A Sunday at Lake Manitou

Next Sunday, we begin a discussion in an adult study group in Eigenheim on the volatile question of doctor-assisted suicide. We all know what that is: the least euphemistic definition of suicide is “self murder,” as compared to, say, patricide, which is “father-murder.” And in law, murder doesn’t apply unless the act is premeditated, deliberate. If suicide were considered a crime in law—which it practically is not anymore—a doctor assisting in a self-murder would be guilty of, at least, being an accessory to murder.

Similarly, if in law the human foetus were ever declared a person, then the one performing an abortion (or personally attempting to abort her own unwanted pregnancy) would be guilty in law of murder. There are plenty of people campaigning for the law to be rewritten to make that a fact, aren’t there?

There are ethical standards, though, that are not governable by legal systems elected to create national laws, police them and try persons who don’t conform to them. Ethical standards derived from faith, particularly, can and do frequently conflict with legal systems as in, for instance, fundamentalist Mormon approval of bigamy. Canada’s laws show no interest in fornication or adultery, but for a Christian or Muslim denomination to hold their own members accountable for sexual activity outside of marriage is common and expected. Freedom of Religion is surely meaningless if individuals are not allowed to live their lives guided by the principles of their particular religion. So should bigamy at Bountiful, BC have been ignored by Canada’s legal system?

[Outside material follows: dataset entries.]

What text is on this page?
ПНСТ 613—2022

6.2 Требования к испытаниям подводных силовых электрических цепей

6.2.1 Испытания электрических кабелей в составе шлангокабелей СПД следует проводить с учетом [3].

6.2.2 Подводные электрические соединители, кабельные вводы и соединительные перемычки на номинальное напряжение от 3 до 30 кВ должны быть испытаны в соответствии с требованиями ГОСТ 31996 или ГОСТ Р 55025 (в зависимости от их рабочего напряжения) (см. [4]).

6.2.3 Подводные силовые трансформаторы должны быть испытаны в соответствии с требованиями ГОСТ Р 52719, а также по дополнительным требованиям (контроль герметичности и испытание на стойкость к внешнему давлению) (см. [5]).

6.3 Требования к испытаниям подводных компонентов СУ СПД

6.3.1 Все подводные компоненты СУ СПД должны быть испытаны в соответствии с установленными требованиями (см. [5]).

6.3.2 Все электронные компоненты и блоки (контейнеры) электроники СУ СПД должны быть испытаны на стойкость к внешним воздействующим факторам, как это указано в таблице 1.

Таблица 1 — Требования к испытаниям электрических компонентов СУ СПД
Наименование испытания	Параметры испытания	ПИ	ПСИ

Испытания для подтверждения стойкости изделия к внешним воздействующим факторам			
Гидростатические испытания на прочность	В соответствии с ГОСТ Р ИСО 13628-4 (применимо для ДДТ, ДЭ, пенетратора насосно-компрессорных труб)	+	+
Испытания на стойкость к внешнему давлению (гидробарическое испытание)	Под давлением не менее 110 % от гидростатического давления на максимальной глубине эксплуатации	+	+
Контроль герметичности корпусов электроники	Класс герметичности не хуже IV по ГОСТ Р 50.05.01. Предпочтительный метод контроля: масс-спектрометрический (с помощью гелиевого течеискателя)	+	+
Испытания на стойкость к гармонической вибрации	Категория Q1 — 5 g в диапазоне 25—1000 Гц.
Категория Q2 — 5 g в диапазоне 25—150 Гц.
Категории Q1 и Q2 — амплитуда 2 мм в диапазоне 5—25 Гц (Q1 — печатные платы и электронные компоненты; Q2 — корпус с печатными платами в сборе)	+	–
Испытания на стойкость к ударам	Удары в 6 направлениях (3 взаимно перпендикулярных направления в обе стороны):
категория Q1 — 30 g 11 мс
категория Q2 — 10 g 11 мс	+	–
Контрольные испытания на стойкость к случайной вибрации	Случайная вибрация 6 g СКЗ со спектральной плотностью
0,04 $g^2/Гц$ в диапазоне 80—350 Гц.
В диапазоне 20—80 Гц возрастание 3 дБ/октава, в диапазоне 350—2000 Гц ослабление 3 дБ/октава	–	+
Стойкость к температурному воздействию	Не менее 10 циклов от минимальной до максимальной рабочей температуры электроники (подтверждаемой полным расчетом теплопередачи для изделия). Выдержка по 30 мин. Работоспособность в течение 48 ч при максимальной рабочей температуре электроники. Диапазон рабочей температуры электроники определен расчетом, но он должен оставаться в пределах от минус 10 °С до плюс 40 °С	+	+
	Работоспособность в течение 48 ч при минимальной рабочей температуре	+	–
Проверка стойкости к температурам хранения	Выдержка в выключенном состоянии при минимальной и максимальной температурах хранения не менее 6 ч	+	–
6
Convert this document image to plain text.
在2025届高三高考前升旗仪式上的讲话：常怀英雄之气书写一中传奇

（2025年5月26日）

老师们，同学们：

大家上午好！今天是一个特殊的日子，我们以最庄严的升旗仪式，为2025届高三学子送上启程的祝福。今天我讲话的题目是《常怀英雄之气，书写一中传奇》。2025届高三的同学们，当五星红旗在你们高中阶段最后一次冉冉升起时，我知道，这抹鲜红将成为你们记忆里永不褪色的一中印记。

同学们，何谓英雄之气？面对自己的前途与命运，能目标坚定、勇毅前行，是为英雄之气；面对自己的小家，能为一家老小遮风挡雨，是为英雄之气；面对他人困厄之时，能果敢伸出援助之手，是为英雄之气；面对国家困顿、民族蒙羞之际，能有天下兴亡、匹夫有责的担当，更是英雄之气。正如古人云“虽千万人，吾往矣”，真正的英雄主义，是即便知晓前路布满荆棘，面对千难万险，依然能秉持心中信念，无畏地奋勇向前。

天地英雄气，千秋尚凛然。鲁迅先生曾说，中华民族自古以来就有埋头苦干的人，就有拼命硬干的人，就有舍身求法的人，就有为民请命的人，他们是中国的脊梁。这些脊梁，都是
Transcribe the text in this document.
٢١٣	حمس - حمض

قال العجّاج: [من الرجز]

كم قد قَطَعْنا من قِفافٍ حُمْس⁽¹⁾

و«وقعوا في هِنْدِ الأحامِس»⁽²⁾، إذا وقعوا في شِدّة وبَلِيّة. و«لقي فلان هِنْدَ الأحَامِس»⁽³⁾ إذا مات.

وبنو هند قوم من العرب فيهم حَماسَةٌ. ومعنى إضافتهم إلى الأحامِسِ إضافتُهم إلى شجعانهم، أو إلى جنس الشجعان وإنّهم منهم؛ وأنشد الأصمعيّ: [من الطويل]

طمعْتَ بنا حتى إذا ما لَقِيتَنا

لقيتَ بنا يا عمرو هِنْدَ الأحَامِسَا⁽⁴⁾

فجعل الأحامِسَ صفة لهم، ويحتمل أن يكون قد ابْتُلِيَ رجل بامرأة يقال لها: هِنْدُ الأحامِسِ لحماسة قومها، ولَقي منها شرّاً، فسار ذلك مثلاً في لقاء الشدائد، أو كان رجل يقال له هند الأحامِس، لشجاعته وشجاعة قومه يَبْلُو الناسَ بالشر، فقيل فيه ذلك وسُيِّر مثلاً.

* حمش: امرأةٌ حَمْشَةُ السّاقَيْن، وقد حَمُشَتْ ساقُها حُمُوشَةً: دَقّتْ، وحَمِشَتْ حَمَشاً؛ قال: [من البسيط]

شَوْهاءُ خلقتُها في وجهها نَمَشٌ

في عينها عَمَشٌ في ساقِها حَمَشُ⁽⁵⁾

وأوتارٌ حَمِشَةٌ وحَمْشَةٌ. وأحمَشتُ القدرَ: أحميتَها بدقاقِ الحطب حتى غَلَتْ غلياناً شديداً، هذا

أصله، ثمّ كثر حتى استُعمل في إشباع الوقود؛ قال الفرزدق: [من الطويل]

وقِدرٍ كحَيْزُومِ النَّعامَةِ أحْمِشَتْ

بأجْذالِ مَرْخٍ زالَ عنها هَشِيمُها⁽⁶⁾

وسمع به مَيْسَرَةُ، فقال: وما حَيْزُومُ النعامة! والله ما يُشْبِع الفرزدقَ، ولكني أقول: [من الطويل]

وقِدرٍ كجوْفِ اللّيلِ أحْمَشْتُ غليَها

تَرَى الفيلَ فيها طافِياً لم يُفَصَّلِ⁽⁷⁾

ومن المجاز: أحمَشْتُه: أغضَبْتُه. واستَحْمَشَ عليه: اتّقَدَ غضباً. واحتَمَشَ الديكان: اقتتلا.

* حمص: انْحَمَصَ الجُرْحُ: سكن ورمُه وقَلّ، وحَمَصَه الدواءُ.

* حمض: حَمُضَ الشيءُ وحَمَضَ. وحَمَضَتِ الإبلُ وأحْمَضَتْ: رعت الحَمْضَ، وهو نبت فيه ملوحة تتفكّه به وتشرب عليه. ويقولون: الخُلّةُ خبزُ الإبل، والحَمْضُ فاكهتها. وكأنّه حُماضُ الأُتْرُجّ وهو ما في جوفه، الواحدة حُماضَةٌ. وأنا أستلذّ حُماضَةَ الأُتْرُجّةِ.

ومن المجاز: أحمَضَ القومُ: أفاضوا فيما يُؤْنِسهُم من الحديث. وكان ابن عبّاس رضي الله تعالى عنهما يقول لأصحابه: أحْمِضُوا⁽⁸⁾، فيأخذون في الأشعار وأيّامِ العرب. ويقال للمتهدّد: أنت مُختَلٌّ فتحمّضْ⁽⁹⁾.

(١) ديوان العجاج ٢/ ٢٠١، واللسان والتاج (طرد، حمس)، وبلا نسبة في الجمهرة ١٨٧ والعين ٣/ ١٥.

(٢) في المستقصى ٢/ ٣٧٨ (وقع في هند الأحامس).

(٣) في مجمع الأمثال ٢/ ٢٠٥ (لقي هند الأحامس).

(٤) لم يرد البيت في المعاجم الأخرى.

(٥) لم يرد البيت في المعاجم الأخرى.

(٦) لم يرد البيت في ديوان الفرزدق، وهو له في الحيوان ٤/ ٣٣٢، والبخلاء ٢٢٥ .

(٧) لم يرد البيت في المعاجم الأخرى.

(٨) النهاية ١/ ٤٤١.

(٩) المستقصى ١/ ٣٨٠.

We are prone to conflate the two ethical standard setters—faith and politics. Where national laws don’t enforce our standards, we have a hard time accepting the difference between what a secular legal system can and cannot do and our own frustration with what appears to be inexcusable conduct in our neighbours. As crassly as I’ve heard it put relates to gay marriage and the cynical adage: “If you don’t believe in gay marriage, don’t marry someone who is the same gender as you. Just get off cases that aren’t yours.” In a multi-cultural society, democratic government should never legislate from the playbook of any particular community, should it?

But back to doctor-assisted suicide. To require a doctor to “assist” in a suicide when that doctor has serious faith-based scruples about the ethics of suicide would be generally—and probably constitutionally—unethical. Similarly, expecting a doctor to perform an abortion when he or she believes a person becomes a person at conception would also be generally—and possibly constitutionally—unethical. But to legally restrict a certain doctor in a certain case from medically assisting one who wishes to end an intolerable life would also defy principles of individual freedom, wouldn’t it?

I’m not a medical doctor, obviously, so my window on the question is understandably limited. For me, the question when discussed in my faith community is not about what national law should be, but whether or not I or a loved one can count on our faith family to support us in choosing to end life if death becomes inevitable and the agony, meanwhile, beyond bearing. Isn’t there something unethical in a person suffering so that others’ consciences are protected?

I’m sure that a medical doctor with strict scruples about suicide could feel more like an executioner than a healer if asked to administer the cocktail that eases a person out of this life. Perhaps if there is no prohibition on suicide when chosen by an adult person with a clear mind, then more work should be done on devising self-administered means; a better equivalent of the cyanide-pill option. Where medical side effects or the possibility of “things going medically wrong” are not relevant, why should it be a doctor who “pulls the trigger?”

I hope that as we discuss this issue, we will do so with a full appreciation of the fact that even in a faith community, there is no guarantee of unanimity, no absolute to cling to . . . at least not on this question.